My primary goal is to avoid reading the entire file upfront! I want the processing to happen gradually through the file, so I want to avoid having to wait for the entire 700 GB file to be read (and allocated to memory) before I can start processing the data.
If I'm understanding it right, and based on my testing, both Get-Content | Select -skip
and StreamReader.ReadLine()
require iterating over each row of the file, starting from the beginning. So if I were breaking a 10-row csv into 3-row chunks, PowerShell reads the rows like this:
PASS 1 |PASS 2
----------------+----------------
Line 1 READ |CONTINUE
Line 2 READ |CONTINUE
Line 3 READ |CONTINUE
Line 4 BREAK |READ
Line 5 -- |READ
Line 6 -- |READ
Line 7 -- |BREAK
Line 8 -- |--
Line 9 -- |--
Line 10 -- |--
Because of this, as you get into the hundreds-of-millions rows, the runtime is significantly impacted because of all the CONTINUE
s. It would be a lot more optimal if I could pop off a few hundred thousand rows from the top of the CSV and remove them from the original CSV, just like you would if you were popping something off of the beginning of an array.

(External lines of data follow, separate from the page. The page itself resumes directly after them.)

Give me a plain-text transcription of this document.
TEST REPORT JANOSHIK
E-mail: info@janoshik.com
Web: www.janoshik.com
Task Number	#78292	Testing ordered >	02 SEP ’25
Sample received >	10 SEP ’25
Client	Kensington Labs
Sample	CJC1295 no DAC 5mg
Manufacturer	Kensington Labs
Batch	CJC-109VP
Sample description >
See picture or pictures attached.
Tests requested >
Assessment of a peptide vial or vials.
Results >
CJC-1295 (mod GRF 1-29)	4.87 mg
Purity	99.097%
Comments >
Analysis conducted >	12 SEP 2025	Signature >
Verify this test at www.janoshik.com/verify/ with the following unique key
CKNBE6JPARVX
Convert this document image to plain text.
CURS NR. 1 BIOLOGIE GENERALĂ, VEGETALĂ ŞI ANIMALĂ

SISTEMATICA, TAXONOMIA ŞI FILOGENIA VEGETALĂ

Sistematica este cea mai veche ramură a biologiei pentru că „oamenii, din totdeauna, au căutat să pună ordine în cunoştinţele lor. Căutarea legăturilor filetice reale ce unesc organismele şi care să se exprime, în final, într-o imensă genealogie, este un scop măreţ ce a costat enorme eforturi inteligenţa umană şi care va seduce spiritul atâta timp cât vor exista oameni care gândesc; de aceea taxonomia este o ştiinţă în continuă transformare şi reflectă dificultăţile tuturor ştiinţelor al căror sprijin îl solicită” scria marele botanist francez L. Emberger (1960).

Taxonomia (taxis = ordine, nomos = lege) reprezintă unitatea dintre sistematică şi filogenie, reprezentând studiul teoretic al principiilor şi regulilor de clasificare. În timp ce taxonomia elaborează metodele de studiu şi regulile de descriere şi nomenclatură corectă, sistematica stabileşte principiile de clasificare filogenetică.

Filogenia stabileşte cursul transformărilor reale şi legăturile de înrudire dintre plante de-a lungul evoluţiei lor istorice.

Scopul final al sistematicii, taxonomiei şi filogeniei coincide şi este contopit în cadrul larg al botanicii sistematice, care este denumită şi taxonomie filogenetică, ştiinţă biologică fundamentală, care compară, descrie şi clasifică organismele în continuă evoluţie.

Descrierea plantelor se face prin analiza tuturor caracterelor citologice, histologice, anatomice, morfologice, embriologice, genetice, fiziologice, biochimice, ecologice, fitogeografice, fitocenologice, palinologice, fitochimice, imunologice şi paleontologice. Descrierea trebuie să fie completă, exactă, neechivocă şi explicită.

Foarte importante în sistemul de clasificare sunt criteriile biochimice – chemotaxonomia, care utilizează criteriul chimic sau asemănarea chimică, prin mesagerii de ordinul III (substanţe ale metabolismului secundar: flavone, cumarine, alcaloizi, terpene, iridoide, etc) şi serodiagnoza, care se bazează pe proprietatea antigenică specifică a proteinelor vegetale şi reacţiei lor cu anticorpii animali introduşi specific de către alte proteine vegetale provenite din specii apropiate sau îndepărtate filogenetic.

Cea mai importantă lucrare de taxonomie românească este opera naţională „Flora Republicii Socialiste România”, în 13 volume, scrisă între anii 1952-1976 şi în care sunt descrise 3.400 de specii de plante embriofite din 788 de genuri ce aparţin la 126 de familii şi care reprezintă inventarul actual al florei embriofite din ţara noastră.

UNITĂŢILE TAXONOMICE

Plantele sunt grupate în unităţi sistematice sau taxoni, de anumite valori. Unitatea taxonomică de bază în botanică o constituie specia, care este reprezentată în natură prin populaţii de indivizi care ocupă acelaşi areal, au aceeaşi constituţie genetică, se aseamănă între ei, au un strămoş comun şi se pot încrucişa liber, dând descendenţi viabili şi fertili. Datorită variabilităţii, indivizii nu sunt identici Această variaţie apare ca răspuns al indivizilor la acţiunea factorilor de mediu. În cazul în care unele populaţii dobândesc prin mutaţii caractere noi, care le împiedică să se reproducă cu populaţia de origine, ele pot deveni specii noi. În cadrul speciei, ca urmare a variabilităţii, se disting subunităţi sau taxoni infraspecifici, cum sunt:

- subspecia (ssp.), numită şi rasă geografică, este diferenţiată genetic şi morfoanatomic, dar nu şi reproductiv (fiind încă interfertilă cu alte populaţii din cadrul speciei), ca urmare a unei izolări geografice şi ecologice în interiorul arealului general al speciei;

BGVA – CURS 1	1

Is this possible?
What I do not want to do:
- I don't want to read through the entire CSV and split off chunks as I go, giving me one single pass through the rows. That's a huge upfront cost in terms of runtime, but also in terms of storage space. That's 1.4 TB of data before I even process it!
- I don't want to write a copy of the CSV to another file without the first 100,000 rows; that would involve reading the entire CSV at once (many times).